Stability AI has announced a development kit for Stable Animation, a new way to create moving images. The model takes input in three different ways:
- Classic text prompt, as in Stable Diffusion, Midjourney, or DALL-E 2.
- with a text prompt and an image as a starting point for the animation
- with text prompt and video
The software seems to be still in the experimental stage. Instead of offering it through one of their browser platforms like DreamStudio or ClipDrop, Stability AI only offers a software development kit (SDK) and a paid API. Of course, this does not prevent third parties from offering the animation model through their service.
Python scripting required
Since the videos have to be generated by a Python script, the handling is rather complicated. Similar to the image model, numerous parameters can be set, such as steps, sampler, scale, or seed. In addition, features like outpainting or prompt interpolation are available.
Different parameters also affect the price. This is why there is no general answer to the question of how much it costs to create a video. Stability quotes range from 3 to 18 US cents per 100 frames in different settings.

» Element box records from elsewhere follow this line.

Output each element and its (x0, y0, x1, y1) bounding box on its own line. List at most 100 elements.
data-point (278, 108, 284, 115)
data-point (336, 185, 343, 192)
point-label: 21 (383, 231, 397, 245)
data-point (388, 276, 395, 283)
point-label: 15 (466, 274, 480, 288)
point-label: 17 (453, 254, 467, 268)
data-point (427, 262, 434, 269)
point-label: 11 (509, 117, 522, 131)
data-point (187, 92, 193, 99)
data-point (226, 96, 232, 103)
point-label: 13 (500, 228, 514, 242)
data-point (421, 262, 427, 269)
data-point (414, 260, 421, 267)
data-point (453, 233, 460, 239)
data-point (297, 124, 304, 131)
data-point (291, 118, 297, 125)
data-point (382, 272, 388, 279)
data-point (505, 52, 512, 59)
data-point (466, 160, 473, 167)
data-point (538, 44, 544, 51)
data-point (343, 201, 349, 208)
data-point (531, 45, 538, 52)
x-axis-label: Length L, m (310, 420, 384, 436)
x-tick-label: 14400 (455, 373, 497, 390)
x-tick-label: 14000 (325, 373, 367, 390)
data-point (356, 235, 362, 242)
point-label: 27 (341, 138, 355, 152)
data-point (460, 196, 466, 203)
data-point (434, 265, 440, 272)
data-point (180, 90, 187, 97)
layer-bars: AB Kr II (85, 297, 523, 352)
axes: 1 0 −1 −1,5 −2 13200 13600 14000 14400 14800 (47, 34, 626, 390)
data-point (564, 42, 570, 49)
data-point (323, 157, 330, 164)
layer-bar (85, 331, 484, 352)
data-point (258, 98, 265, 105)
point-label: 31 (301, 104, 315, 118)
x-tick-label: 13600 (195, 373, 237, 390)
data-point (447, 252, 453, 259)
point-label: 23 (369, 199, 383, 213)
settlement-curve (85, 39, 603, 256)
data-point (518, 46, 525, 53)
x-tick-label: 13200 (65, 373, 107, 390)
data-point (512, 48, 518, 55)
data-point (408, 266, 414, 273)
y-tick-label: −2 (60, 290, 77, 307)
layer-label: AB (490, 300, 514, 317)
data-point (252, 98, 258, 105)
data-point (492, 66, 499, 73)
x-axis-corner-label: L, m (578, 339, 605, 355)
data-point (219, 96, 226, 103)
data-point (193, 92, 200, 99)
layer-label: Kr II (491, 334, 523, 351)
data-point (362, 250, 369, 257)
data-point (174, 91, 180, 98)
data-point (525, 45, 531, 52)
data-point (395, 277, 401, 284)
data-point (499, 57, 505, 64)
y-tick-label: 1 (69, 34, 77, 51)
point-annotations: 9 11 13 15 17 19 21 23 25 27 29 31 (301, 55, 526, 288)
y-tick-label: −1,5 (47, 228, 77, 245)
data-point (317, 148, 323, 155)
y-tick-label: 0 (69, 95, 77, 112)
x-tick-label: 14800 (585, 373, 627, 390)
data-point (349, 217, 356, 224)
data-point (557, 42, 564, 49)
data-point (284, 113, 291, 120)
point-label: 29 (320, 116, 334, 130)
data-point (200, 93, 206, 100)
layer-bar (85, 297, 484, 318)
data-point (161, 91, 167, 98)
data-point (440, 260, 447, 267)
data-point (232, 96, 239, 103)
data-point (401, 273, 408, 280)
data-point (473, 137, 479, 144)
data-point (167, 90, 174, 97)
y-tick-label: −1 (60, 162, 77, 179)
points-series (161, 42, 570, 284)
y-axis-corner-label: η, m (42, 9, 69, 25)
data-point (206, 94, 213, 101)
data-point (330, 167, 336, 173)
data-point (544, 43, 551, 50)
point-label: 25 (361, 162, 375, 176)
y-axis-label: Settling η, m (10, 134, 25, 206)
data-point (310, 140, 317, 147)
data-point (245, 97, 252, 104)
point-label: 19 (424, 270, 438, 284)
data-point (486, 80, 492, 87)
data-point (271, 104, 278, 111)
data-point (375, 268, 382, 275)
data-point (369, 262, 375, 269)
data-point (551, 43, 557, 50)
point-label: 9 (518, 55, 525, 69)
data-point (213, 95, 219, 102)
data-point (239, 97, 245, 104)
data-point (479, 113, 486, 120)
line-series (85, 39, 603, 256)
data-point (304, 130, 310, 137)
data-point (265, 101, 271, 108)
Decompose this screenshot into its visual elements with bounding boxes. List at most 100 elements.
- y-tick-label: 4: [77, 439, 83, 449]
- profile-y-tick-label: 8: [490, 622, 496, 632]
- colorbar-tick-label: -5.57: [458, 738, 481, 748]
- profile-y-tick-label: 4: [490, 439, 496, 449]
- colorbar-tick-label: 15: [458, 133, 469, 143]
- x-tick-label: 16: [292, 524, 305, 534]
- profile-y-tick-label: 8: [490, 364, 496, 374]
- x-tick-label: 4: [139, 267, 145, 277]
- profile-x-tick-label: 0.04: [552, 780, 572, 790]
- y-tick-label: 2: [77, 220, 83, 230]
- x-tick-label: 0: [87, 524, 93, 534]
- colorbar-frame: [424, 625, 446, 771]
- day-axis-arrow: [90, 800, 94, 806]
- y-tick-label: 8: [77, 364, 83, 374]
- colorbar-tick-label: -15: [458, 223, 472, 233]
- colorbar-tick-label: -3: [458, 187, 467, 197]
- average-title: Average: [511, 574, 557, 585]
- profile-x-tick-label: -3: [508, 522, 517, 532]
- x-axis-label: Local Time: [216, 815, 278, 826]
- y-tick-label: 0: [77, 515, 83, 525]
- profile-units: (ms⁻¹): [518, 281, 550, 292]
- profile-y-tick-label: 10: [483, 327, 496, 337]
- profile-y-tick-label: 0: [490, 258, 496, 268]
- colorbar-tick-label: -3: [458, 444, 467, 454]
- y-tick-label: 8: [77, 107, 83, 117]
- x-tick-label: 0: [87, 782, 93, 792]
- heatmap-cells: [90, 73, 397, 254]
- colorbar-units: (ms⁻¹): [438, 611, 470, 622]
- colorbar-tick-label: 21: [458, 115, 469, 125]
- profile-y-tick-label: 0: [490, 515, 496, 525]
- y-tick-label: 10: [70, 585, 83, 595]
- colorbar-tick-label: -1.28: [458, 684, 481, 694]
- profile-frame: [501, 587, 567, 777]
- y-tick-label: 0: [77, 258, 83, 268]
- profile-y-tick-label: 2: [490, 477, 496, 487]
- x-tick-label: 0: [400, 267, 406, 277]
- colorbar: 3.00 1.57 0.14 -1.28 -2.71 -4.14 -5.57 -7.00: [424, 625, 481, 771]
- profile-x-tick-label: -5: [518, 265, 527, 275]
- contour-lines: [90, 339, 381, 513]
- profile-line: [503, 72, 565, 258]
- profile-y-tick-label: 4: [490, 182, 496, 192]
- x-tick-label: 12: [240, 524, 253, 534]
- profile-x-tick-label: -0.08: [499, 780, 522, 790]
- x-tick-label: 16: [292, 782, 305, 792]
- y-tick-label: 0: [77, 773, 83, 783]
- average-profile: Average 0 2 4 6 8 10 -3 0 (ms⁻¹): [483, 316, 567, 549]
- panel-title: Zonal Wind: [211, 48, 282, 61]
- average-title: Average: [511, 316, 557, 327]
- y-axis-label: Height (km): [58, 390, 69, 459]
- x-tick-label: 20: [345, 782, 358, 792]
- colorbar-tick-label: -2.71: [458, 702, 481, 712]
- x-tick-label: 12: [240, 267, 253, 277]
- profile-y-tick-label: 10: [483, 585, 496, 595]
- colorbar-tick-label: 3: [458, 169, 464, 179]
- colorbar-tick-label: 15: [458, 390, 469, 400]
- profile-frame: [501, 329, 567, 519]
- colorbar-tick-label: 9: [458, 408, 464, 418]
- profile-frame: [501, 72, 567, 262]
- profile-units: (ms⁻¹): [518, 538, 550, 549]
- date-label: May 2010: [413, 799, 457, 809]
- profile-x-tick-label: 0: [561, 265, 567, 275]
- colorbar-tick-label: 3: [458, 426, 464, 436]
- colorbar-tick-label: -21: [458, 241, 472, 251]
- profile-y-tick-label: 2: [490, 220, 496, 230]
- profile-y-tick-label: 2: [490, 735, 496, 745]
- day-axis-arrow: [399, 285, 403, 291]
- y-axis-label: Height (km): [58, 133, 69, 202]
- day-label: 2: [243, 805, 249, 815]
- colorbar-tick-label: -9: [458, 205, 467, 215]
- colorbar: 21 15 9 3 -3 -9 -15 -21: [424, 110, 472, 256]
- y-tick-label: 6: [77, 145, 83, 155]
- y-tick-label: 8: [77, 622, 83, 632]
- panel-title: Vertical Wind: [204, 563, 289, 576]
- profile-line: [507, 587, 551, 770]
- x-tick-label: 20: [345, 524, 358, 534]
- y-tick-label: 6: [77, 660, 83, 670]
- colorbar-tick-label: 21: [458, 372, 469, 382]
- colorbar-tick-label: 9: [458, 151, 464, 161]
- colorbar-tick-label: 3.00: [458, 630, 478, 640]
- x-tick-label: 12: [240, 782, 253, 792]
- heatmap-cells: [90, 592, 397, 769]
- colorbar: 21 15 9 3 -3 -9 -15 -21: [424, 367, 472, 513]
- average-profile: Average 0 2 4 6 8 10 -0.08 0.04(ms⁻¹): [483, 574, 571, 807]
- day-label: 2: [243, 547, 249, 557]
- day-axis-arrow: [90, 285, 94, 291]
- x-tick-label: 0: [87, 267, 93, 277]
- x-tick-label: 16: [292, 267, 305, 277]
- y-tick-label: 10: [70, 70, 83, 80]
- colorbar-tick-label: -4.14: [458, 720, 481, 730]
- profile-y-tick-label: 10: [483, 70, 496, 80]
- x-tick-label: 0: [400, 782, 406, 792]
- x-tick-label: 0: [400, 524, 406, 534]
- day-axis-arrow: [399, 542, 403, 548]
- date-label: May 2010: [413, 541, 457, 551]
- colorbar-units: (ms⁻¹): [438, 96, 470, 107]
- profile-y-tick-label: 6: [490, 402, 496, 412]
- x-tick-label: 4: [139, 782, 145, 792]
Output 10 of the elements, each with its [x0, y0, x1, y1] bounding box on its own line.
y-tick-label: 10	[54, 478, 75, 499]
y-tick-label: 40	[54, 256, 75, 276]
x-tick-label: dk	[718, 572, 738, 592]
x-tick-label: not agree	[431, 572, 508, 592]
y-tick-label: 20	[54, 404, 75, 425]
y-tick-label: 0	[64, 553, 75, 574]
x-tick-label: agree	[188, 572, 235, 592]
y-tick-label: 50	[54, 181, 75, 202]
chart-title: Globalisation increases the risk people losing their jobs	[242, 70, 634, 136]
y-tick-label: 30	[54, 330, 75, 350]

Stable Animation is compatible with Stable Diffusion XL
Stable Animation can be combined with every version of Stable Diffusion. The default version is 1.5, but you can also choose to use the new and improved Stable Diffusion XL. There are also many style presets available, from anime to comic book, low poly to pixel art.
The resolution is 512 x 512 pixels without adjustment and can be increased to 1,024 x 1,024 pixels. Additionally, an upscaler can be used. The default is 72 frames at 12 frames per second, but according to the documentation, it can be increased to infinity.
There are already animation tools based on Stable Diffusion that can, for example, generate a short sequence of moving images by prompt interpolation, ie by continuously changing certain properties of the input. But judging from Stability AI’s demonstration, Stable Animation promises to be a much more comprehensive and mature solution.
While it won’t be able to produce motion pictures at the touch of a button anytime soon, projects like Stable Animation, along with the progress of Runway ML or models like Phenaki and Imagen Video, show where visual generative AI is headed in the near future, moving from still images to GIF-like animations.